Evaporación
El lago Poopó de Bolivia ha desaparecido por evaporación. De una extensión similar a la isla de Mallorca, en fotografía satelitales de los tres últimos años se ve como su masa acuífera se va reduciendo hasta la desaparición. Y los entendidos dicen que es a causa de la evaporación y esta se produce, se imagina uno, debido a las altas temperaturas alcanzadas en la zona, es decir por culpa del cambio climático que existe, pero a veces se le quiere disfrazar de cualquier otro fenómeno circunstancial.
Las imágenes mostradas provocan sensaciones de desamparo. Es un nuevo síntoma de la ausencia de sentido común que nos lleva a poner en peligro nuestra propia existencia en este planeta Tierra. No es un hecho aislado, es una muestra significativa del deterioro que está sufriendo nuestra casa.
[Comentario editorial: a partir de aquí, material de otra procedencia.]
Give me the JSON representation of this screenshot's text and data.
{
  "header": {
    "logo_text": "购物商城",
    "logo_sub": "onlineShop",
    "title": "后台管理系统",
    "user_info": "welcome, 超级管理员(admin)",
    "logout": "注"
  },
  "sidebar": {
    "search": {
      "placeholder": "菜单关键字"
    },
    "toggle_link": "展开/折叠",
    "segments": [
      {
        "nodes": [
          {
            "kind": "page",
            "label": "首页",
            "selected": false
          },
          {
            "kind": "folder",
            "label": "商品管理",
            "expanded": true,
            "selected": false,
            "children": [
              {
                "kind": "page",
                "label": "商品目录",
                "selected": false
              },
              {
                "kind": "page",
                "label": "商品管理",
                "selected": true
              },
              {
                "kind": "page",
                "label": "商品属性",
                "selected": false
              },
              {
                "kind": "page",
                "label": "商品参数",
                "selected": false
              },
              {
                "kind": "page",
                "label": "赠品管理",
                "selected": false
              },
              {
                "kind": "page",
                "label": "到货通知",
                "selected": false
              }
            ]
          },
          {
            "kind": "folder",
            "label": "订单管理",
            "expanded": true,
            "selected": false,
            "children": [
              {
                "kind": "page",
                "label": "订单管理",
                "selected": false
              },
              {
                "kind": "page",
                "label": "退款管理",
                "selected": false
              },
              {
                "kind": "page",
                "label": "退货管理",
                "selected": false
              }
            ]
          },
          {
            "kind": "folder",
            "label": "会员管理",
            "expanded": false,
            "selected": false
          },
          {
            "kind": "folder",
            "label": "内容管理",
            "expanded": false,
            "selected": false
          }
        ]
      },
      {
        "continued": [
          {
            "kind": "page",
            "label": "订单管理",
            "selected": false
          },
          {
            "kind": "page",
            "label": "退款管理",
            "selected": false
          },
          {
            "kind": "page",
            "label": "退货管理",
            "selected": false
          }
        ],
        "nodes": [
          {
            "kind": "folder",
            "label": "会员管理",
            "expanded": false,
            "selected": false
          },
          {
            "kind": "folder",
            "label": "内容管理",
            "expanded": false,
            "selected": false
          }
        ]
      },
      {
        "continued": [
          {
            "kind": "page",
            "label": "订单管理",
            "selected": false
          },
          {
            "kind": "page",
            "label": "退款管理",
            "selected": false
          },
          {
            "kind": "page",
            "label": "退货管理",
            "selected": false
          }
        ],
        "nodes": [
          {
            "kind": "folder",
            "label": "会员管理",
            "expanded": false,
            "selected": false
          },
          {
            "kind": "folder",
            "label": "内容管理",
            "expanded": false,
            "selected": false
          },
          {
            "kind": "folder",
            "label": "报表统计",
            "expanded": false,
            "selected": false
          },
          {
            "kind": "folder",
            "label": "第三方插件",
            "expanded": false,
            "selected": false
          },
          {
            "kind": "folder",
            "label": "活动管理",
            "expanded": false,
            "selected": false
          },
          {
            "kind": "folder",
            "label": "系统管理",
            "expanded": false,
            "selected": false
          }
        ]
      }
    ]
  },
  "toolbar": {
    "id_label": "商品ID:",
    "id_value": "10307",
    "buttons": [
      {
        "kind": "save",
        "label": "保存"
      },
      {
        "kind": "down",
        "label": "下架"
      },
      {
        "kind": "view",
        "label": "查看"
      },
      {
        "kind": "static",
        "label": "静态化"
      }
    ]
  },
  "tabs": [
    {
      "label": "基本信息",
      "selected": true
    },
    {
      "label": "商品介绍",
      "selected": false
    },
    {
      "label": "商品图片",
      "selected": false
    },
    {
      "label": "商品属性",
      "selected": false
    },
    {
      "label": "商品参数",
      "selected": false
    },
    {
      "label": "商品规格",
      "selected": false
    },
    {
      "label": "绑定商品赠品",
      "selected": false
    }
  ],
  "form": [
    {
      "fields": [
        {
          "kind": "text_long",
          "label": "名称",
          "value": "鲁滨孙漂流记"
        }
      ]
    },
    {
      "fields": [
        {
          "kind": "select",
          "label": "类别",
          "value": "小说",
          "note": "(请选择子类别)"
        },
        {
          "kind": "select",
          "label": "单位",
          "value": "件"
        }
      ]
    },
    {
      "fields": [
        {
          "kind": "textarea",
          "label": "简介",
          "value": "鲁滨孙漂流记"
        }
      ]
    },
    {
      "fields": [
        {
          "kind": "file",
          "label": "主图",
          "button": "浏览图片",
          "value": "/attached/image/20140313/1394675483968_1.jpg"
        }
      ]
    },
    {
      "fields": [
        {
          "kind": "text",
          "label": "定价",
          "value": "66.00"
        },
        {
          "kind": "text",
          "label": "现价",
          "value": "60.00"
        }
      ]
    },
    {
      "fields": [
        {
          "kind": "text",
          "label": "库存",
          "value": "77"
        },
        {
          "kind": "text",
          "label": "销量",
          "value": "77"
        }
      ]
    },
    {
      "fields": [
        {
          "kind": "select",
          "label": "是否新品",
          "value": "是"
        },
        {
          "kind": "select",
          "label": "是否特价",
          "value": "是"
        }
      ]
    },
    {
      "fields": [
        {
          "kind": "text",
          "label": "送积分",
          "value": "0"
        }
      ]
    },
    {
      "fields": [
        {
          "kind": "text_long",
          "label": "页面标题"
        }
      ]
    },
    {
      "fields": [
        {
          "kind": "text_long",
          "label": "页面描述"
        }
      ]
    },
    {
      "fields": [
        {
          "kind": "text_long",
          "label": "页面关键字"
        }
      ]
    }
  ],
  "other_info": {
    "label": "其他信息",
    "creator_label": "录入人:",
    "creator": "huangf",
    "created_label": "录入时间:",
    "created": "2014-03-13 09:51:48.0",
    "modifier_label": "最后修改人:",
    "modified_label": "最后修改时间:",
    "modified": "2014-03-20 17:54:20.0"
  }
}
Y que pese a la incesante retahíla de signos que nos advierten de manera indudable que vamos hacia un lugar sin retorno, y que nada ni nadie toma medidas serias para cambiar el destino de todos.
Podríamos hacer chistes con el lago, porque una evaporación de tantos millones de litros de agua da para que la imaginación se excite hasta la enajenación. Uno mira los noticiarios y piensa que es el fenómeno de evaporación es lo que está sufriendo UPyD, y que quizás algunas siglas políticas más de las que todavía se las ve en fotos remotas pueden acabar de la misma manera. O cuando se mira el panorama de la banda de Rajoy en Valencia comprende que ha existido un efecto de evaporación de millones de euros.
El asunto es grave, miren los vientos, las olas, los árboles florecidos, los termómetros, atiendan a los meteorólogos y vean a los obispos con sus pasacalles rogatorios de lluvia y ni con la infecta tendencia al negacionismo de RTVE se pueden tapar las evidencias de este cambio climático que no cesa.